Asked if the car was better, he said: “No, no. We haven’t made any progress.”
Hamilton expressed his hope however, that with the run of season opening flyaways coming to an end, Mercedes would now have time to work on solutions needed to make the W13 more competitive.
“I don’t know what is coming yet, but I’m really, really hopeful,” he said. “I know everyone is working really, really hard, but we’ve had three races and no progress in the three races.
“So I really hope over this next week we can get as much information as we can from the race tomorrow, and I hope that we’re able to somehow figure out how we can fix something for the next race.”
Pushed on whether he was concerned by the lack of progress, Hamilton said: “It’s been quite a short turnaround. It takes a long time to make stuff. There’s nothing particularly exciting coming at the moment. I wish I could be optimistic, like yeah the next one we’ve got something better coming. But at the moment we don’t.”

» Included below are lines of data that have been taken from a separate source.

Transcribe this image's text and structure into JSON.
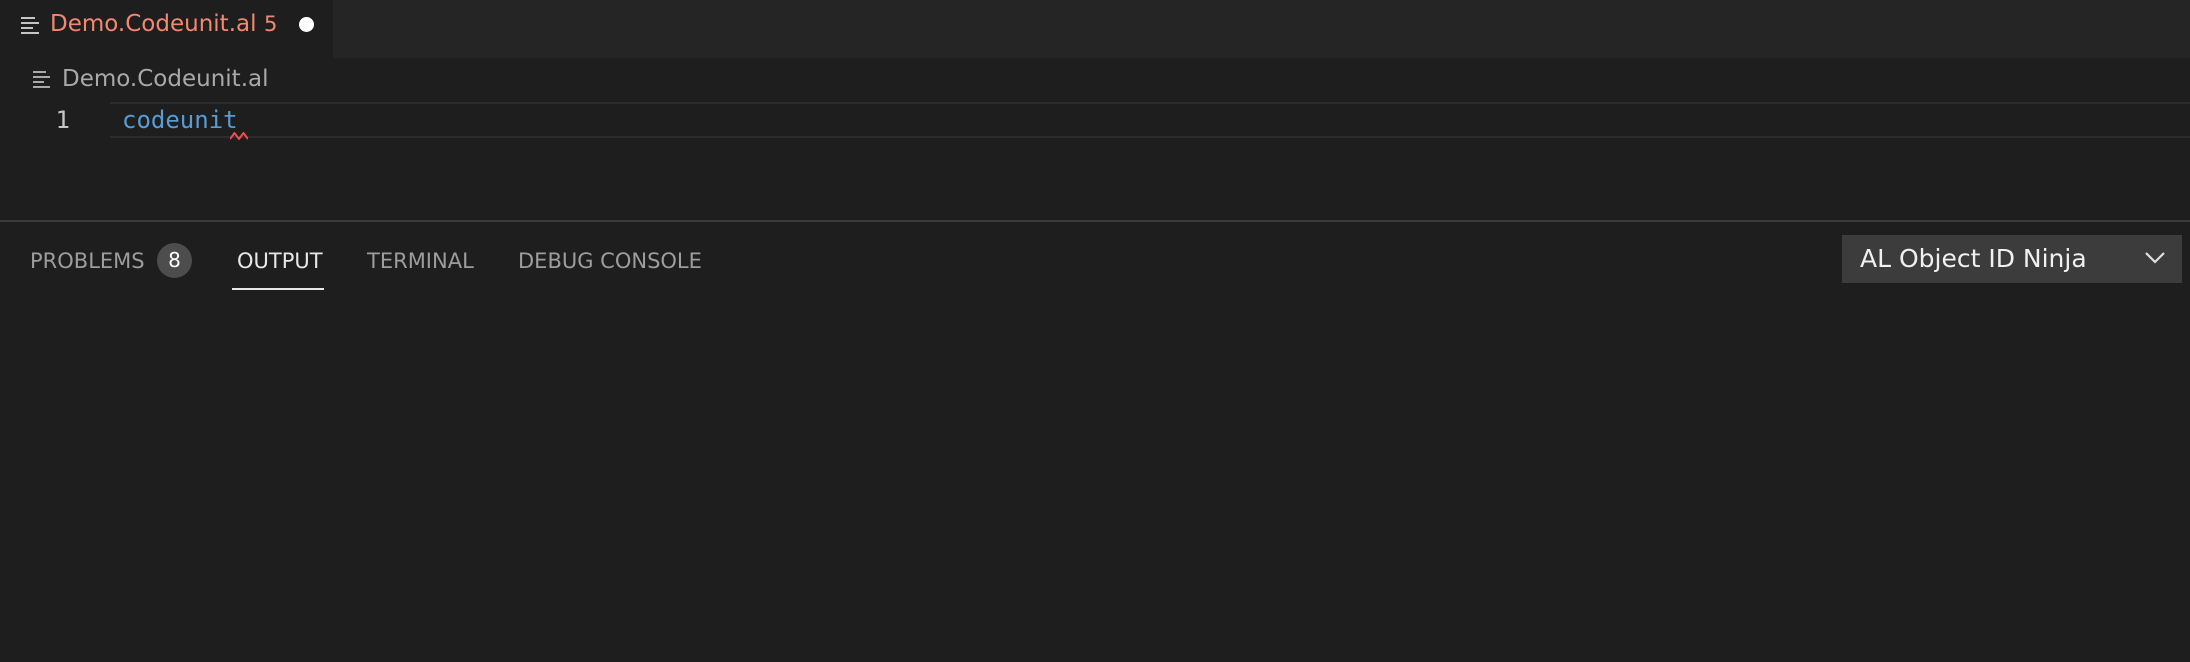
{
  "colors": {
    "editor_bg": "#1e1e1e",
    "tabbar_bg": "#252526",
    "error_text": "#f48771",
    "keyword": "#569cd6",
    "squiggle": "#f14c4c",
    "select_bg": "#3c3c3c"
  },
  "editor_tab": {
    "icon": "file-lines-icon",
    "label": "Demo.Codeunit.al",
    "problem_count": "5",
    "unsaved": true
  },
  "breadcrumb": {
    "icon": "file-lines-icon",
    "file": "Demo.Codeunit.al"
  },
  "editor": {
    "lines": [
      {
        "number": "1",
        "text": "codeunit"
      }
    ]
  },
  "panel": {
    "tabs": {
      "problems": "PROBLEMS",
      "problems_badge": "8",
      "output": "OUTPUT",
      "terminal": "TERMINAL",
      "debug_console": "DEBUG CONSOLE"
    },
    "active_tab": "OUTPUT",
    "output_channel": "AL Object ID Ninja",
    "output_channel_icon": "chevron-down-icon"
  }
}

Lewis Hamilton, Mercedes W13
Photo by: Carl Bingham / Motorsport Images
While Mercedes has worked hard on trying to dial out the porpoising so it can run its car in a configuration where its performance is not compromised, Hamilton said that the team was still some way off finding the answer.

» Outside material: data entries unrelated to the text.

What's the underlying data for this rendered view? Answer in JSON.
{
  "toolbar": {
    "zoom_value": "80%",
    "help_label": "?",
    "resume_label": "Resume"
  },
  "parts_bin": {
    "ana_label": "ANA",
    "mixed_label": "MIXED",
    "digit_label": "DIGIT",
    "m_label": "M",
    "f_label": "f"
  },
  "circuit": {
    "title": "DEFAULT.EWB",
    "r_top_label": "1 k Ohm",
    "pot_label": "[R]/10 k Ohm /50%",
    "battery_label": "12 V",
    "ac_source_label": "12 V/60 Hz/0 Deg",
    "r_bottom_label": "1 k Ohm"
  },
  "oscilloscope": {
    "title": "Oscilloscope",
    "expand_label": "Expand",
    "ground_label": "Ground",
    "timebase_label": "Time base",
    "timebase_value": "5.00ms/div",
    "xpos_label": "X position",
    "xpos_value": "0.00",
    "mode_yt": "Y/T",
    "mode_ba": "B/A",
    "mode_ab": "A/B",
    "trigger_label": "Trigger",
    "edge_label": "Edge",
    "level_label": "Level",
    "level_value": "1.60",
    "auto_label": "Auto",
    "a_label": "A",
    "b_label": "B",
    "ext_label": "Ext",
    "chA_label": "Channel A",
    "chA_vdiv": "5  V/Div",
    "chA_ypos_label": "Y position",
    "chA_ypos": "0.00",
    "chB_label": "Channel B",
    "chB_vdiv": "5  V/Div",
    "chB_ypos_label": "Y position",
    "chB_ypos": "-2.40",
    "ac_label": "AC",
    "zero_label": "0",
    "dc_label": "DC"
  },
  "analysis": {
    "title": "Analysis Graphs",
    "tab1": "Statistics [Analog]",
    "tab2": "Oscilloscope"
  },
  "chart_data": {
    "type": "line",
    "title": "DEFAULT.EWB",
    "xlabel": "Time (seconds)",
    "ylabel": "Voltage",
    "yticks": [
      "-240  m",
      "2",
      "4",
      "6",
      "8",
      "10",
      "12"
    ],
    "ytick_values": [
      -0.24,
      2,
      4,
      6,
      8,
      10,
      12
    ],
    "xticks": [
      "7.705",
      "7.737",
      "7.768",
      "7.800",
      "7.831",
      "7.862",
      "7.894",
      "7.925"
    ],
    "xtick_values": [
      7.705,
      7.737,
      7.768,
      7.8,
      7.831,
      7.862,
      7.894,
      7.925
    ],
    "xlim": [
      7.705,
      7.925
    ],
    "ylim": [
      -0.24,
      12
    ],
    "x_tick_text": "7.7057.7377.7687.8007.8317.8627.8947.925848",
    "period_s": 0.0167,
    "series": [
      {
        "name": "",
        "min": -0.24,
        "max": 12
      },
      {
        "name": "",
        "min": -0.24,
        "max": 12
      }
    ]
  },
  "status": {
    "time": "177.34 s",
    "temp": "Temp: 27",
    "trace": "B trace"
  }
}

“In some places it doesn’t feel terrible: it’s just not as fast as the others,” he said. “Where I’m really unhappy is the porpoising. That’s the worst characteristic I’ve experienced in the car. And we can’t get rid of it at the moment.”
Hamilton’s teammate George Russell said that the porpoising problem was the main thing holding him back.

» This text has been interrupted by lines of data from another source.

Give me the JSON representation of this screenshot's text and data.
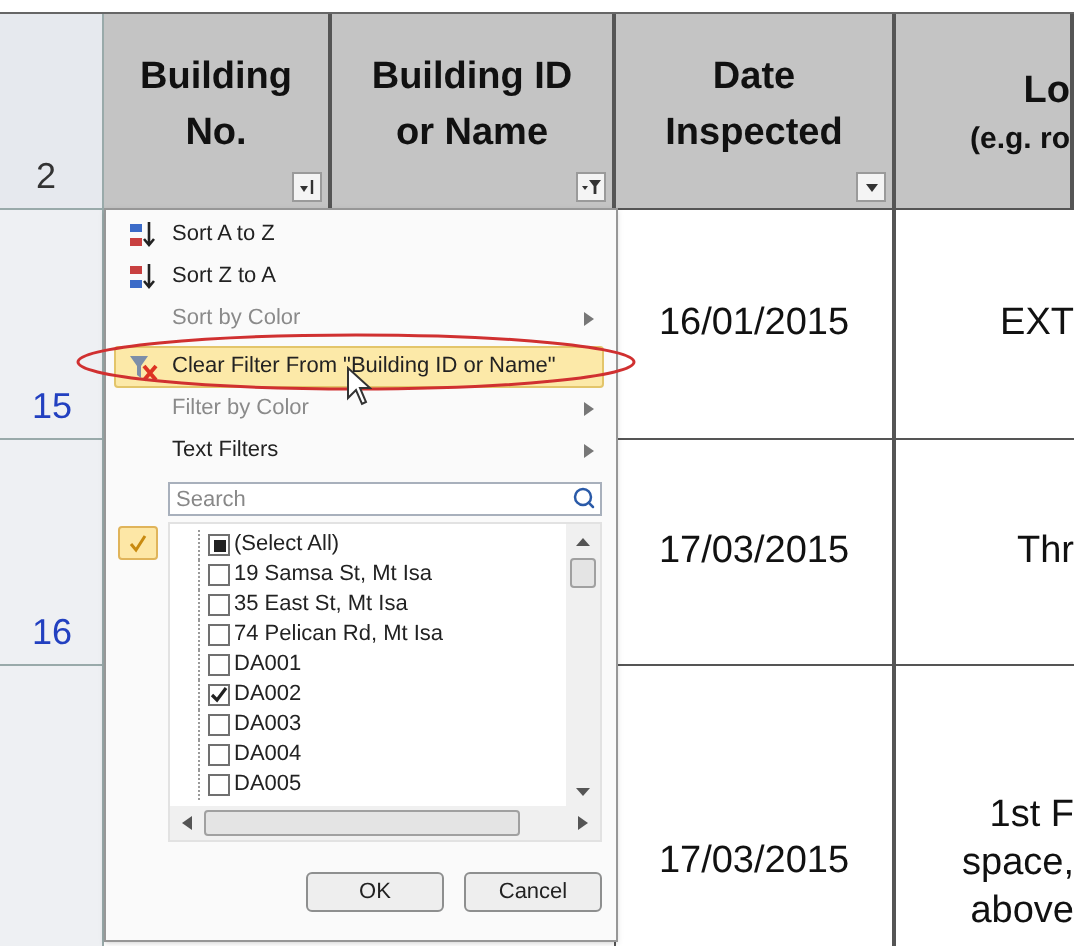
{
  "sheet": {
    "header_row_number": "2",
    "columns": [
      {
        "title": "Building No.",
        "kind": "sorted"
      },
      {
        "title": "Building ID or Name",
        "kind": "filtered"
      },
      {
        "title": "Date Inspected",
        "kind": "plain"
      },
      {
        "title": "Lo",
        "subtitle": "(e.g. ro"
      }
    ],
    "rows": [
      {
        "number": "15",
        "date": "16/01/2015",
        "location": [
          "EXT"
        ]
      },
      {
        "number": "16",
        "date": "17/03/2015",
        "location": [
          "Thr"
        ]
      },
      {
        "date": "17/03/2015",
        "location": [
          "1st F",
          "space,",
          "above"
        ]
      }
    ]
  },
  "filter_menu": {
    "items": [
      {
        "label": "Sort A to Z",
        "kind": "sort-ascending",
        "disabled": false,
        "highlighted": false
      },
      {
        "label": "Sort Z to A",
        "kind": "sort-descending",
        "disabled": false,
        "highlighted": false
      },
      {
        "label": "Sort by Color",
        "kind": "submenu",
        "disabled": true,
        "highlighted": false
      },
      {
        "label": "Clear Filter From \"Building ID or Name\"",
        "kind": "clear-filter",
        "disabled": false,
        "highlighted": true
      },
      {
        "label": "Filter by Color",
        "kind": "submenu",
        "disabled": true,
        "highlighted": false
      },
      {
        "label": "Text Filters",
        "kind": "submenu",
        "disabled": false,
        "highlighted": false
      }
    ],
    "search": {
      "placeholder": "Search"
    },
    "values": [
      {
        "label": "(Select All)",
        "mixed": true
      },
      {
        "label": "19 Samsa St, Mt Isa",
        "checked": false
      },
      {
        "label": "35 East St, Mt Isa",
        "checked": false
      },
      {
        "label": "74 Pelican Rd, Mt Isa",
        "checked": false
      },
      {
        "label": "DA001",
        "checked": false
      },
      {
        "label": "DA002",
        "checked": true
      },
      {
        "label": "DA003",
        "checked": false
      },
      {
        "label": "DA004",
        "checked": false
      },
      {
        "label": "DA005",
        "checked": false
      }
    ],
    "buttons": [
      {
        "label": "OK"
      },
      {
        "label": "Cancel"
      }
    ]
  }
}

“The biggest thing for me at the moment is just still the bouncing,” he explained, after qualifying sixth.
“I’ve been trying all sorts of things to be on the limit of the bouncing, and then it’s costing me a lot of speed through the high-speed corners. And that’s where I lose all my lap time.
“I don’t have the confidence to attack with the bouncing. And you know, it’s such a unique feeling from within the car, and when the car is going up and down, up and down, you cannot throw it into these high-speed corners. So it’s tricky to find the right compromise.”